How do you go about instituting and maintaining a more proactive approach to employee management though? After all, it rolls off the tongue, but in action what exactly would you do in the name of approaching employee management more proactively?

Formulating a flexible workplace structure

Well in truth I should have probably said that a workplace structure that’s as flexible as is within reason should be formulated, otherwise you might as well just hire independent contractors who come in on a per-project basis, something which naturally means you’d have to part with more money by way of remuneration, of course.

Otherwise rules should be there, but only to make up the fundamentals. Flexibility is required to get the most out of the unique operational methodologies each worker will naturally go about their job with, so within reason you should leave ample room for some flexibility. Since everybody is going to be stuck in rush-hour traffic every single day for example, how about something like a partially-remote workday where the first couple to a few hours of the workday can be completed remotely?

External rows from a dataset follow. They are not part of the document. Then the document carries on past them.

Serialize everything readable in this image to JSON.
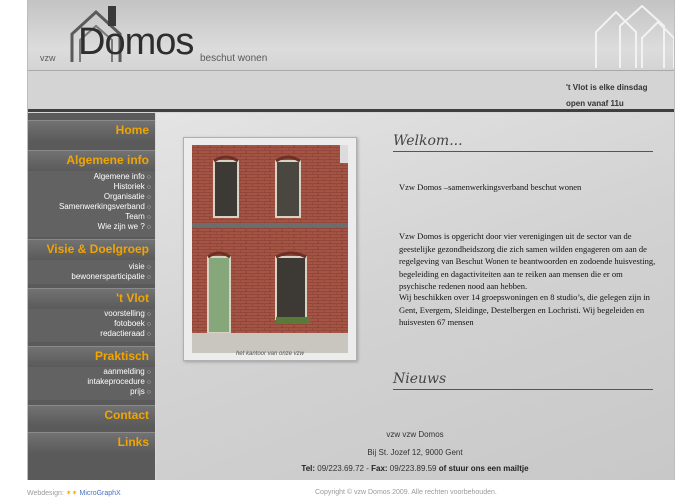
{
  "header": {
    "org_prefix": "vzw",
    "brand": "Domos",
    "tagline": "beschut wonen"
  },
  "announcement": {
    "line1": "'t Vlot is elke dinsdag",
    "line2": "open vanaf 11u"
  },
  "sidebar": {
    "home": "Home",
    "algemene": {
      "title": "Algemene info",
      "items": [
        "Algemene info",
        "Historiek",
        "Organisatie",
        "Samenwerkingsverband",
        "Team",
        "Wie zijn we ?"
      ]
    },
    "visie": {
      "title": "Visie & Doelgroep",
      "items": [
        "visie",
        "bewonersparticipatie"
      ]
    },
    "vlot": {
      "title": "'t Vlot",
      "items": [
        "voorstelling",
        "fotoboek",
        "redactieraad"
      ]
    },
    "praktisch": {
      "title": "Praktisch",
      "items": [
        "aanmelding",
        "intakeprocedure",
        "prijs"
      ]
    },
    "contact": "Contact",
    "links": "Links"
  },
  "main": {
    "photo_caption": "het kantoor van onze vzw",
    "welcome_title": "Welkom...",
    "intro": "Vzw Domos –samenwerkingsverband beschut wonen",
    "paragraph1": "Vzw Domos is opgericht door vier verenigingen uit de sector van de geestelijke gezondheidszorg die zich samen wilden engageren om aan de regelgeving van Beschut Wonen te beantwoorden en zodoende huisvesting, begeleiding en dagactiviteiten aan te reiken aan mensen die er om psychische redenen nood aan hebben.",
    "paragraph2": "Wij beschikken over 14 groepswoningen en 8 studio’s, die gelegen zijn in Gent, Evergem,  Sleidinge, Destelbergen en Lochristi. Wij begeleiden en huisvesten 67 mensen",
    "news_title": "Nieuws"
  },
  "footer": {
    "org": "vzw vzw Domos",
    "address": "Bij St. Jozef 12, 9000 Gent",
    "tel_label": "Tel:",
    "tel": "09/223.69.72",
    "fax_label": "Fax:",
    "fax": "09/223.89.59",
    "of": "of",
    "mail_link": "stuur ons een mailtje"
  },
  "page_footer": {
    "webdesign_label": "Webdesign:",
    "designer": "MicroGraphX",
    "copyright": "Copyright © vzw Domos 2009. Alle rechten voorbehouden."
  },
  "colors": {
    "accent": "#f0a500",
    "sidebar_bg": "#5a5a5a",
    "frame_bg": "#d6d6d6"
  }
}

That’s just one example – there are so many different ways through which some flexibility could be introduced and maintained.

Worst-case scenario preparation

There’s definitely more than one solid reason why people who assume management positions get the big-bucks. It’s a very demanding job which is often thankless too, but in the same way that you continuously have to come up with innovative ways of just making sure the required job gets done, you’d best work at instilling mechanisms which cover as many of the potential worst-case scenarios as possible. You’d have to be smart about it though – it’s no use just adding another three or four pages of content to the employee handbook on workplace safety for example. Rather refine the existing one and see how whatever needs to be added can be included in a more concise manner that fits in with the bigger picture.

Make sure all systems are efficient in their primary functionality, which might mean having to test them every now and then. The last thing you’d want is having to deal with overtime disputes in New Jersey for example, given the very strong legal representation around those issues, so make sure your overtime clocking system is functioning well if that is indeed something you use.